There’s a fine line between photography and photojournalism, but there’s an exhibit aiming to let that line blur.
The Open Society Foundation’s Moving Walls project is an exhibition that showcases social documentary photography, giving selected photojournalists a way to share their work without the restraints normally imposed on them by editors, said Susan Meiselas, photographer and president of the Magnum Foundation, at a recent panel discussion hosted by the Tow Center for Digital Journalism.
Meiselas joined panelists Yukiko Yamagata, associate director of the Open Society Foundation’s Documentary Photography Project, and Edu Bayer, a Spanish documentary photographer whose work has been featured in many news outlets like The Guardian and The New York Times, and now the Moving Walls exhibit, to discuss hot topics surrounding the exhibit, including how the digital landscape affects the role of documentary photography in society.
Now on its 22nd exhibition, Moving Walls has served as a lifeline for documentary photographers, one needed in a field that receives increasingly less funding year by year, and faces a lack of dedicated outlets for showcasing these visual narratives. “What we were fighting for, even seven years ago, was more spaces to let that work live,” Meiselas said.
This year’s exhibit features the work of ten photojournalists and artists focusing on the effects of surveillance on society and how photography and surveillance intersect.
Hasan Elahi, an artist who was erroneously linked to terrorist activities leading to a drawn-out FBI investigation, has amassed a collection of over thirty thousand photos capturing countless mundane details of his daily life. Elahi has sent hundreds of these photos to the FBI each week to protest their surveillance of him. Bayer’s collection features photos of the abandoned Internet surveillance center of Libya’s former dictator Muammar al-Qaddafi, which Bayer photographed for the Wall Street Journal in 2011.

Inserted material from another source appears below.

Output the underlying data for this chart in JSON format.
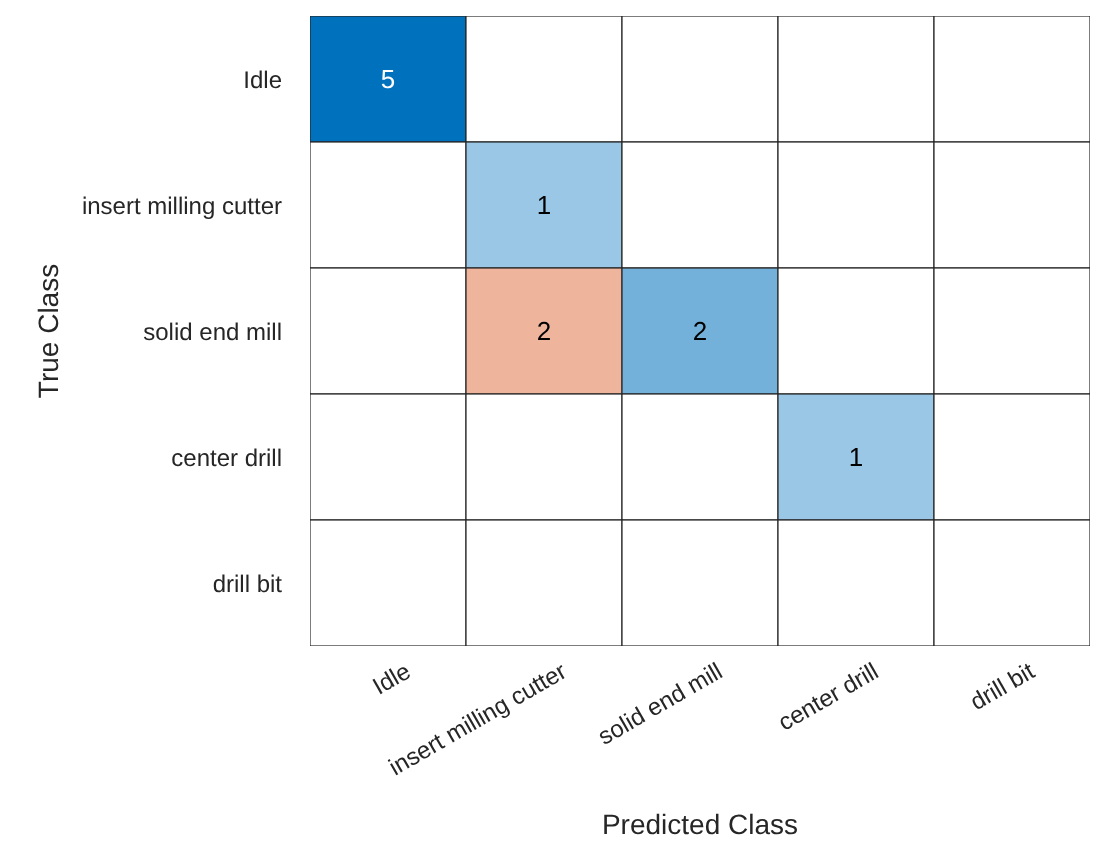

The setting of the talk brought up the age-old conversation for many writers and photographers - what’s considered art and what’s considered journalism.
“We’re sitting in a journalism school, and we all know that there's a tension between information and interpretation, between subjectivity and objectivity, and we’re asking [Bayer and the other photographers] to migrate to a different environment for a different kind of audience to process,” Meiselas said.
When photojournalists create content, they’re “invited into an artistic process,” Meiselas said, adding that photojournalism can be both informatively and artistically driven. When it comes to choosing between art and journalism, “it’s not a choice that you have to define yourself as one or the other,” she said.
The exhibit is free to the public and will be on display at the Open Society Foundation in New York through September 11.